Creativity defines us as human beings: it sets us apart from the rest of the earth’s life forms. Brilliant creativity – more or less – imposes a pecking order of success, even class, on humanity as a whole.
Creativity isn’t only bestowed on the wacky musios at college, the paint splattered artists in their garrets, or the ‘I vant to be alone’ thespians. Creativity manifests itself everywhere. Maths, music, physics, poetry, politics, economics, chemistry: creativity is, at its simplest, a different way of looking at or interpreting an accepted norm.
In a recent book by Charles Leadbeater, We-Think examines group creativity that manifests itself via Web 2.0, and the increasing trend for online peer-to-peer interaction. He argues that group collaboration through the ‘open source’ nature of the Internet (which the more fearful among us see as a cacophonous free-for-all) is actually a manifestation of the aural tradition of conversation. And storytelling has been hot-wired into us from the Homeric traditions of ancient civilisation.
But what makes the group mindset found on the Internet, which is so fundamentally creative and productive, so different from the terrifying Stalinist dictatorship of the 20th Century? The warped dream of ‘Socialist Reality’ effectively reduced each Russian citizen to the status of a cog in the mechanical drive towards super industrialisation. And to many ‘Creatives’ caught up in the Communist firestorm, discovered that individual creative thought or any demonstration of talent of the ego was an automatic death sentence.
Communism was imposed from above – people were part of a solution, however a solution that had no degree of collectivisation of thought, focus, structure and vision. People lost their status as people. Thinking was a privilege carried out by ‘Big Brother’ and humanity reduced to a factory spitting out the vision again, and again, and again – identical, fit for purpose – no more, no less.
In stark comparison, ‘We-think-ism’ evolves group collaboration – usually around an initial (however unfinished) concept, challenge, thought or problem. And together, for no reason other than ‘we can’, the amorphous group engages in real-time conversation and collaborates to seek a solution.
Usually these online collectives expect no financial reward, the time frames are not defined, and the original problem continuously evolves into a series of successive challenges. The drive that powers these collaborations is simply being part of a group with a common goal: achieving group recognition and praise, and finding a sweet solution is enough. This life force acts as a virtual magnet that taps into talent, experience and intelligence, and often produces finer work that is far superior to individual or commercial institutions working on similar challenges.
These harmonised groups are not the factory cogs, 9-5ing, clock watching at a desk, working through templated job descriptions, achieving the ticks for the boxes of imposed expectations.

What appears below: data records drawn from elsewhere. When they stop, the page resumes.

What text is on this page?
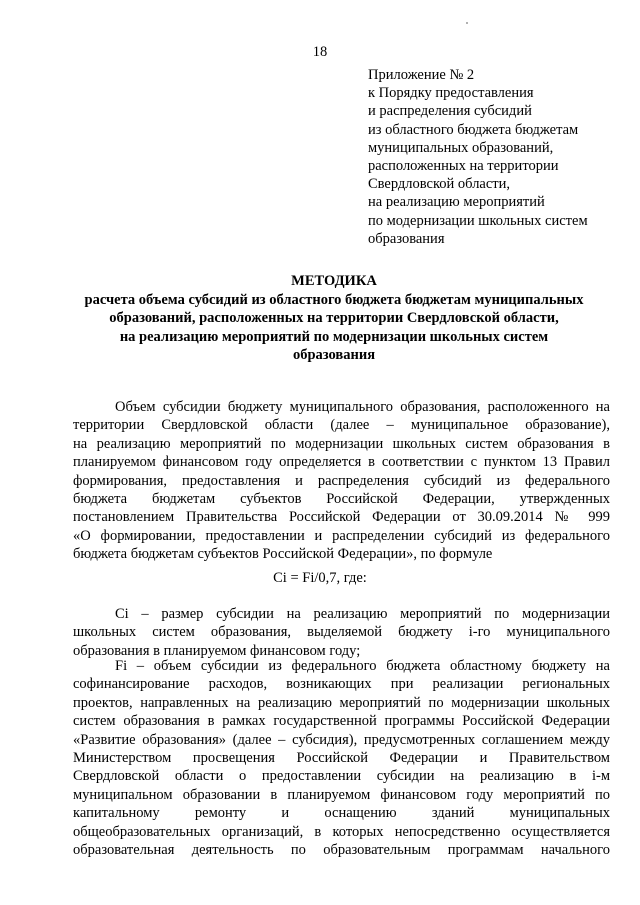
18
Приложение № 2
к Порядку предоставления
и распределения субсидий
из областного бюджета бюджетам
муниципальных образований,
расположенных на территории
Свердловской области,
на реализацию мероприятий
по модернизации школьных систем
образования
МЕТОДИКА
расчета объема субсидий из областного бюджета бюджетам муниципальных
образований, расположенных на территории Свердловской области,
на реализацию мероприятий по модернизации школьных систем
образования
Объем субсидии бюджету муниципального образования, расположенного на
территории Свердловской области (далее – муниципальное образование),
на реализацию мероприятий по модернизации школьных систем образования в
планируемом финансовом году определяется в соответствии с пунктом 13 Правил
формирования, предоставления и распределения субсидий из федерального
бюджета бюджетам субъектов Российской Федерации, утвержденных
постановлением Правительства Российской Федерации от 30.09.2014 № 999
«О формировании, предоставлении и распределении субсидий из федерального
бюджета бюджетам субъектов Российской Федерации», по формуле
Ci = Fi/0,7, где:
Ci – размер субсидии на реализацию мероприятий по модернизации
школьных систем образования, выделяемой бюджету i-го муниципального
образования в планируемом финансовом году;
Fi – объем субсидии из федерального бюджета областному бюджету на
софинансирование расходов, возникающих при реализации региональных
проектов, направленных на реализацию мероприятий по модернизации школьных
систем образования в рамках государственной программы Российской Федерации
«Развитие образования» (далее – субсидия), предусмотренных соглашением между
Министерством просвещения Российской Федерации и Правительством
Свердловской области о предоставлении субсидии на реализацию в i-м
муниципальном образовании в планируемом финансовом году мероприятий по
капитальному ремонту и оснащению зданий муниципальных
общеобразовательных организаций, в которых непосредственно осуществляется
образовательная деятельность по образовательным программам начального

Instead, they collaborate in their own time, because it’s exciting, developing, and pushing boundaries of knowledge. This freedom of involved action ensures true creative power – because they can.

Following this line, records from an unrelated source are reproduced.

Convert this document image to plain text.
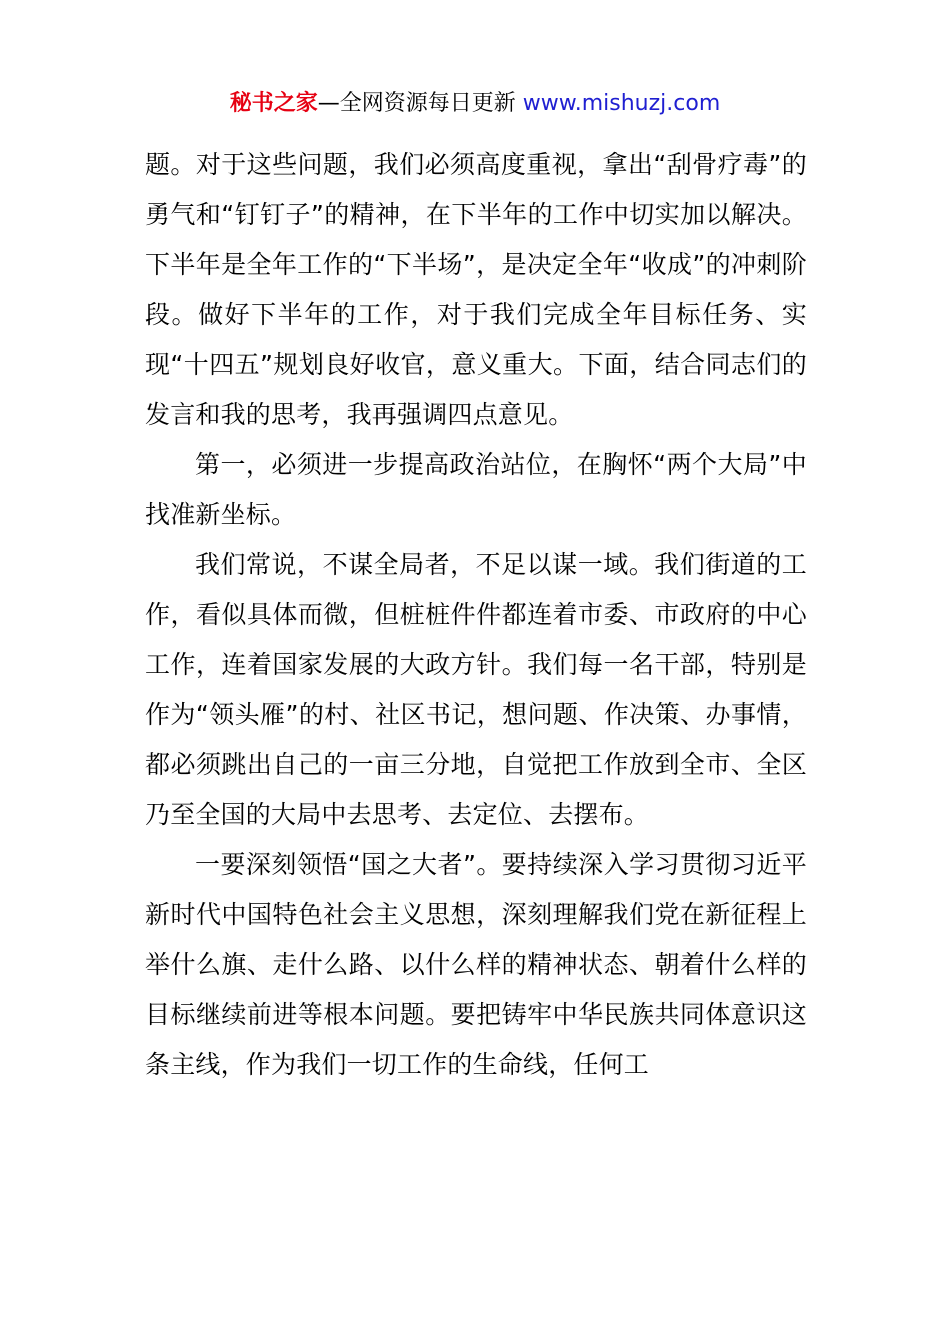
秘书之家—全网资源每日更新 www.mishuzj.com

题。对于这些问题，我们必须高度重视，拿出“刮骨疗毒”的勇气和“钉钉子”的精神，在下半年的工作中切实加以解决。下半年是全年工作的“下半场”，是决定全年“收成”的冲刺阶段。做好下半年的工作，对于我们完成全年目标任务、实现“十四五”规划良好收官，意义重大。下面，结合同志们的发言和我的思考，我再强调四点意见。

第一，必须进一步提高政治站位，在胸怀“两个大局”中找准新坐标。

我们常说，不谋全局者，不足以谋一域。我们街道的工作，看似具体而微，但桩桩件件都连着市委、市政府的中心工作，连着国家发展的大政方针。我们每一名干部，特别是作为“领头雁”的村、社区书记，想问题、作决策、办事情，都必须跳出自己的一亩三分地，自觉把工作放到全市、全区乃至全国的大局中去思考、去定位、去摆布。

一要深刻领悟“国之大者”。要持续深入学习贯彻习近平新时代中国特色社会主义思想，深刻理解我们党在新征程上举什么旗、走什么路、以什么样的精神状态、朝着什么样的目标继续前进等根本问题。要把铸牢中华民族共同体意识这条主线，作为我们一切工作的生命线，任何工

Wikipedia is perhaps one of the most famous and successful examples of We-think-ism. It’s an open source project that shows off the Internet at its collaborative, democratic best. Anyone can upload or edit an entry on this advertising-free gem, and the cultural snobbery against its apparent inaccuracy, has been thankfully disproved again and again.
Google recently announced that it’s planning to launch a rival, Google Knol. It will invite people to upload encyclopaedic information, in the same way as Wikipedia, for the one and only advantage of being able to make money through matched Google adverts. These ads will be algorithmically matched, in the hope that information hunters will click through to hunt out consumer goods that they were looking for rather than the definition of life. Knol cynically hopes to manipulate the inherent flaky nature of participants on the web, and take human nature back down to the ground-zero of greed and spend.
However, I wonder, perhaps Google haven’t quite grasped the fundamental point of creativity and collaboration that has been fundamental to the Internet. Wikipedia was not populated to 6 million articles, as in 2007, by penny-pinching authors. The articles were uploaded and edited by people who understood that the information, and their contributions, could be accessed globally for free – and actually that, as a concept, is quite cool.
We-think-ism recognises that our minds have a true gift of creativity – which is a freedom to be individual, brave and new. The opportunities that present themselves via creativity are so much more endless than the potential to sell adverting space on yet more html rich sites on the infinite world of the web. We are not individual cogs: we are ‘we’.
Abigail



As we move from the muscle to the mind economy the facilitation of personal creativity and its commercialisation will be key to opening up new means of earning a living, extending personal productive period beyond retirement and allowing people to earn and prosper well into their old age.
Think about the present loss of skill sets and cumulative knowledge plus the danger of penury when people retire. In the future these will be reduced as knowledge moves from being vested in companies to be Personal IP, public domain service offer by Web savvy retirees. Finally the value of individual knowledge will rely on the ability of individuals not corporations to keep it.